Hanno inizio le rappresaglie

S. Luigi 1944 – Ho fatti ampi progetti per passare quanto meglio possibile la giornata: inizio di una scatola di marmellata appositamente tenuta in serba, cucinatura di risotto alla milanese ecc. ecc. Succede invece questo: all’adunata ci vien comunicato che sono richiesti cento lavoratori tessili e il capitano tedesco sceglie i più giovani della terza baracca. Questi però si rifiutano di firmare il contratto e vengono rimandati nei ranghi. Un allarme segue il “rompete le righe” e mi impedisce di dar corso in modo scientifico all’esecuzione del risotto. Vengono poi dei propagandisti che ritentano senza risultato di indurre al lavoro quelli della terza e quarta baracca. Il capitano tedesco minaccia rappresaglie e la mattinata termina in atmosfera minacciosa.
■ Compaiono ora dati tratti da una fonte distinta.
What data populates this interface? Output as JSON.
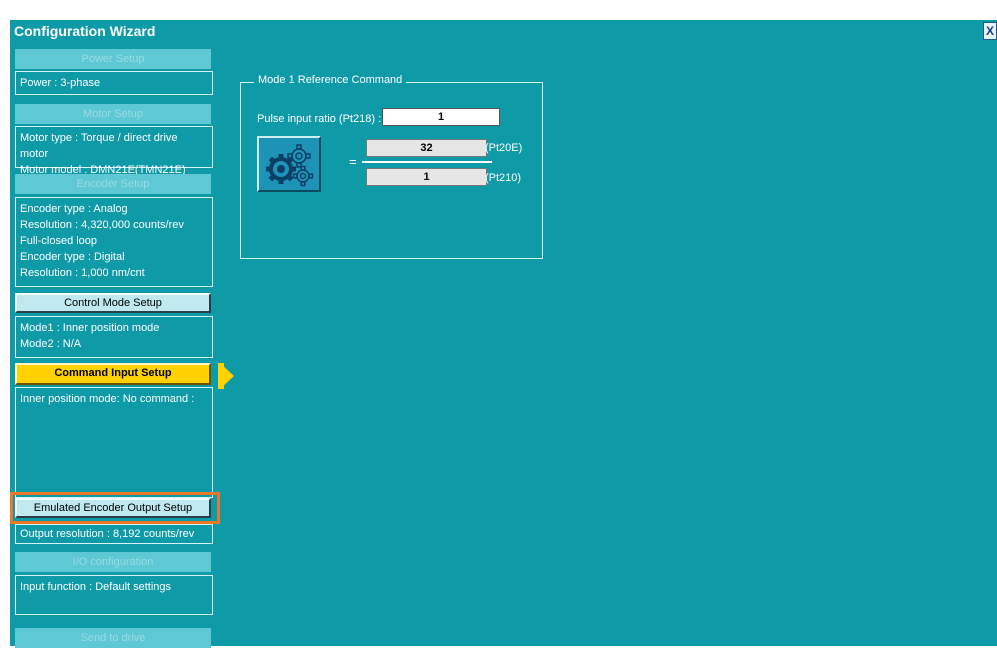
{
  "window": {
    "title": "Configuration Wizard",
    "close_label": "X"
  },
  "sidebar": {
    "power_setup": {
      "label": "Power Setup",
      "lines": [
        "Power :  3-phase"
      ]
    },
    "motor_setup": {
      "label": "Motor Setup",
      "lines": [
        "Motor type : Torque / direct drive motor",
        "Motor model  : DMN21E(TMN21E)"
      ]
    },
    "encoder_setup": {
      "label": "Encoder Setup",
      "lines": [
        "Encoder type : Analog",
        "Resolution : 4,320,000 counts/rev",
        "Full-closed loop",
        "Encoder type : Digital",
        "Resolution : 1,000 nm/cnt"
      ]
    },
    "control_mode_setup": {
      "label": "Control Mode Setup",
      "lines": [
        "Mode1 : Inner position mode",
        "Mode2 : N/A"
      ]
    },
    "command_input_setup": {
      "label": "Command Input Setup",
      "lines": [
        "Inner position mode: No command :"
      ]
    },
    "emulated_encoder_setup": {
      "label": "Emulated Encoder Output Setup",
      "lines": [
        "Output resolution : 8,192 counts/rev"
      ]
    },
    "io_configuration": {
      "label": "I/O configuration",
      "lines": [
        "Input function : Default settings"
      ]
    },
    "send_to_drive": {
      "label": "Send to drive"
    }
  },
  "main": {
    "group_title": "Mode 1 Reference Command",
    "pulse_ratio_label": "Pulse input ratio (Pt218) :",
    "pulse_ratio_value": "1",
    "equals": "=",
    "numerator_value": "32",
    "numerator_param": "(Pt20E)",
    "denominator_value": "1",
    "denominator_param": "(Pt210)"
  },
  "colors": {
    "background": "#0e9aa7",
    "active": "#ffd200",
    "highlight": "#e8792b"
  },
  "icons": {
    "gear_button": "gears-icon"
  }
}
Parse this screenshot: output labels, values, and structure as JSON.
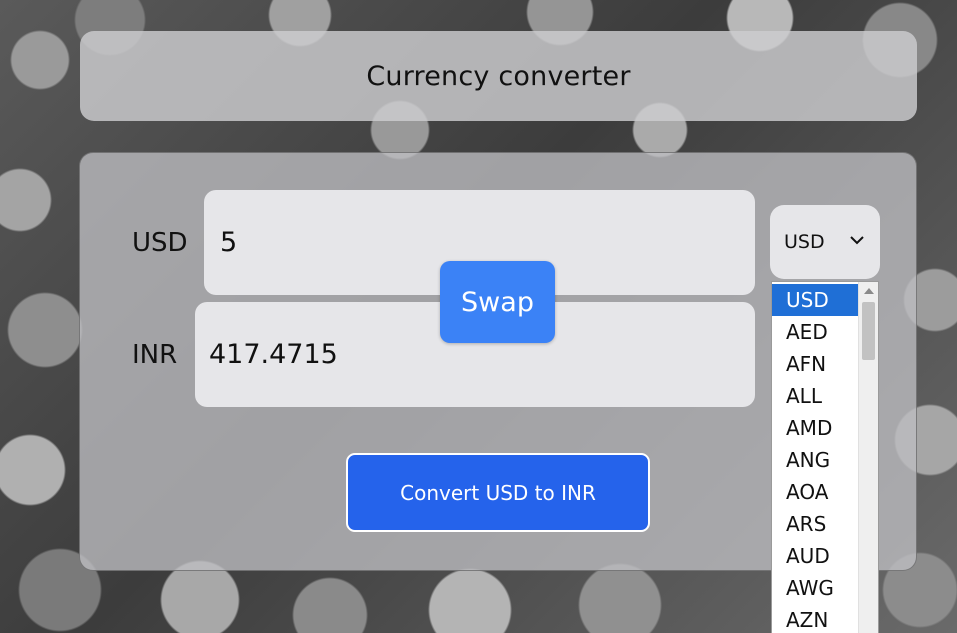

Do corso alla consumazione del risotto e della marmellata poi mi addormento tranquillamente. Vengo presto svegliato da un insolito movimento in camerata: è giunto l’ordine di sgombrare la sesta baracca e quindi dobbiamo traslocare con i nostri averi e sistemarci nei posti rimasti liberi nelle altre. Portiamo i nostri castelli alla quarta e ci sistemiamo pigiatissimi accanto a degli amici di Manni. Portalupi è sotto di me, Manni dietro le mie spalle, Bragante e Panin sono a pochi metri di distanza. Colombo, come postale, è mandato alla seconda ove ha spazio in abbondanza e persino un tavolo a disposizione. Il mio nuovo posto è buio e inospitale. Non ho la possibilità di attaccare la mia roba da nessuna parte; devo rinunciare alla sistemazione di mensole e ripostigli che mi permetteva di tenere la mia roba in ordine. Termino la giornata stanco e avvilito; nella testa mi turbinano i più neri pensieri e mi par di non aver più corpo, di essere completamente ridotto a spirito sofferente. Anche il bollettino non riesce ad alzarmi il morale. I miei nuovi vicini sono simpatici e allegri.

Il 22 hanno inizio le rappresaglie: vien dato il divieto di accendere le cucine e pare che venga sospesa l’attività della baracca cultura. Termina così la possibilità di cucinare i nostri cibi e di passare il tempo con qualche conferenza o lezione. Nei giorni successivi continua il sistema iniziato – ma risultati non se ne vedono perché nessuno opta per il lavoro. La cucina vien fatta funzionare per qualche ora al giorno a partire dal 26 – ma è tale la ressa attorno che ben difficilmente si riesce a conquistare un posto.

Il 26 ritiro un pacco che mi risolve il problema alimentare fino al 10 luglio col solito sistema del razionamento. Nello stesso giorno subiamo una rigorosa perquisizione da parte della polizia ma a me nulla vien tolto e, salvo il disturbo di rimetter tutto a posto, non ho altri guai. La polizia non ci lascia in pace neppure di notte: ogni tanto arrivano due sottufficiali muniti di lampada e rovistano nel posto di qualche internato il quale viene lasciato poi al buio con tutte le sue cose sparse sul letto. Bisogna però riconoscere che la polizia toglie esclusivamente le cose proibite. Poi ci sono riviste varie, condotte da soldati che devono accertarsi sul numero di coperte o di tavolette o di altro possedute dai singoli – e queste generalmente sono mano discrete.